I’m not really good with my words when it comes to talking about my family, specifically my parents. But it’s Father’s Day, so I feel I at least have to try.
First and foremost I celebrate my father. Although he seems to not have the strongest grasp on how to be a parent to a 23-year-old daughter, he was always a rock star when I was growing up.
He dressed me in Yankees uniforms and sunglasses, gave me bath time fauxhawks with shampoo and let me wear his massive headphones. He took my brother and I on countless trips to the local park and tied bandanas around our heads, which we thought was the coolest thing ever.
Saturdays were my mother’s “day off” most weeks. He would make us pancakes and French toast for breakfast while we watched PeeWee’s Playhouse. We’d have grilled cheese sandwiches for lunch and go on bike rides in the afternoon. At night he’d let us have Pop Tarts as our nighttime snack. And sometimes this happened:
As I got older, our relationship has been strained a bit. Whether it’s because he didn’t exactly know what to do with a teenage daughter or because he’s just getting older and more fed up with the 9-to-5 grind, we’re just not as close as we used to be. But as much as he seems like a crotchety old man sometimes, I know he’s a softy at heart and that he’ll always love me; I’m always going to be his little girl. And I can always count on him to dance the twist with me.

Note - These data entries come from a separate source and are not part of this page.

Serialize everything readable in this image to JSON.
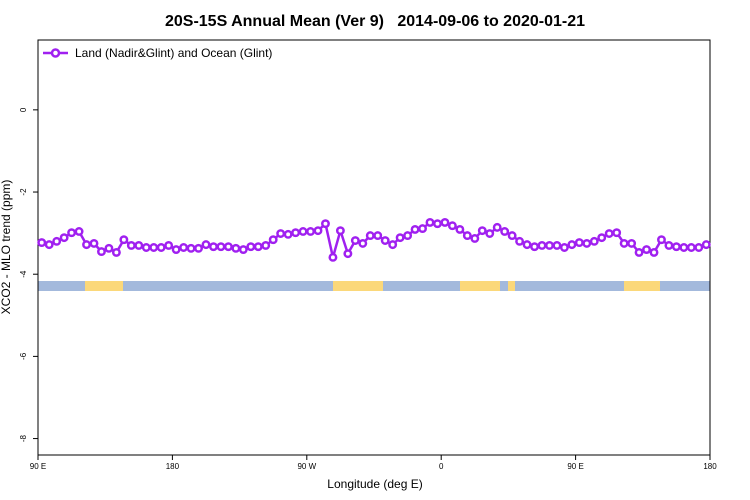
{
  "chart_data": {
    "type": "line",
    "title": "20S-15S Annual Mean (Ver 9)   2014-09-06 to 2020-01-21",
    "xlabel": "Longitude (deg E)",
    "ylabel": "XCO2 - MLO trend (ppm)",
    "xlim": [
      90,
      540
    ],
    "ylim": [
      -8.4,
      1.7
    ],
    "xticks": [
      {
        "value": 90,
        "label": "90 E"
      },
      180,
      {
        "value": 270,
        "label": "90 W"
      },
      {
        "value": 360,
        "label": "0"
      },
      {
        "value": 450,
        "label": "90 E"
      },
      {
        "value": 540,
        "label": "180"
      }
    ],
    "yticks": [
      0,
      -2,
      -4,
      -6,
      -8
    ],
    "legend": "upper left",
    "x": [
      92.5,
      97.5,
      102.5,
      107.5,
      112.5,
      117.5,
      122.5,
      127.5,
      132.5,
      137.5,
      142.5,
      147.5,
      152.5,
      157.5,
      162.5,
      167.5,
      172.5,
      177.5,
      182.5,
      187.5,
      192.5,
      197.5,
      202.5,
      207.5,
      212.5,
      217.5,
      222.5,
      227.5,
      232.5,
      237.5,
      242.5,
      247.5,
      252.5,
      257.5,
      262.5,
      267.5,
      272.5,
      277.5,
      282.5,
      287.5,
      292.5,
      297.5,
      302.5,
      307.5,
      312.5,
      317.5,
      322.5,
      327.5,
      332.5,
      337.5,
      342.5,
      347.5,
      352.5,
      357.5,
      362.5,
      367.5,
      372.5,
      377.5,
      382.5,
      387.5,
      392.5,
      397.5,
      402.5,
      407.5,
      412.5,
      417.5,
      422.5,
      427.5,
      432.5,
      437.5,
      442.5,
      447.5,
      452.5,
      457.5,
      462.5,
      467.5,
      472.5,
      477.5,
      482.5,
      487.5,
      492.5,
      497.5,
      502.5,
      507.5,
      512.5,
      517.5,
      522.5,
      527.5,
      532.5,
      537.5
    ],
    "series": [
      {
        "name": "Land (Nadir&Glint) and Ocean (Glint)",
        "color": "#a020f0",
        "values": [
          -3.23,
          -3.28,
          -3.2,
          -3.11,
          -2.99,
          -2.96,
          -3.28,
          -3.25,
          -3.45,
          -3.37,
          -3.47,
          -3.16,
          -3.3,
          -3.3,
          -3.35,
          -3.35,
          -3.35,
          -3.3,
          -3.4,
          -3.35,
          -3.37,
          -3.37,
          -3.28,
          -3.33,
          -3.33,
          -3.33,
          -3.37,
          -3.4,
          -3.33,
          -3.33,
          -3.3,
          -3.16,
          -3.01,
          -3.03,
          -2.99,
          -2.96,
          -2.96,
          -2.94,
          -2.77,
          -3.59,
          -2.94,
          -3.5,
          -3.18,
          -3.25,
          -3.06,
          -3.06,
          -3.18,
          -3.28,
          -3.11,
          -3.06,
          -2.91,
          -2.89,
          -2.74,
          -2.77,
          -2.74,
          -2.82,
          -2.91,
          -3.06,
          -3.13,
          -2.94,
          -3.01,
          -2.86,
          -2.96,
          -3.06,
          -3.2,
          -3.28,
          -3.33,
          -3.3,
          -3.3,
          -3.3,
          -3.35,
          -3.28,
          -3.23,
          -3.25,
          -3.2,
          -3.11,
          -3.01,
          -2.99,
          -3.25,
          -3.25,
          -3.47,
          -3.4,
          -3.47,
          -3.16,
          -3.3,
          -3.33,
          -3.35,
          -3.35,
          -3.35,
          -3.28
        ]
      }
    ]
  }
}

Father’s Day is also dedicated to my grandfathers who love me with great big hearts. My paternal grandfather, my pop-pop, passed away when I was only six or seven years old, so I was just getting to know him. What I do know his that underneath his tough exterior was a man whose heart melted for all of his grandchildren.
My maternal grandfather is the most generous and loving person I have ever known, and is the proudest grandfather ever. He still talks about my piano-playing days and dancing with great fondness. I was blessed to be his very first grandchild and spent countless weekends at my grandparents’ shore house. He taught me how to swim and how to work hard. When we visited him, he took my brother and me with him to pick up the paper and always let us get candy.
And finally, I owe my Uncle Russ a bit of praise and love for all he’s done for me in recent years. When I was little I was terrified of him because he was taller than six feet (issues, I haz them). Obviously I’ve grown out of that fear and now he’s like another father to me. I spent a good chunk of my teenage years at his house because my cousin Lyndsay is his daughter.
He helped me get an internship in college and has given me a bit of good advice in the past couple of years, but always makes sure to counter the seriousness by being a total goofball most of the time. He's a technology guru and is pretty much always behind the camera.
I am so very lucky to have such wonderful men in my life who have taught me what a stand-up guy is supposed to be like. They are all loving, protective, and work incredibly hard for the people in their lives. Any man I seriously consider marrying in the future is going to have to live up to all of these examples, so I'll just say this: good luck, future husband.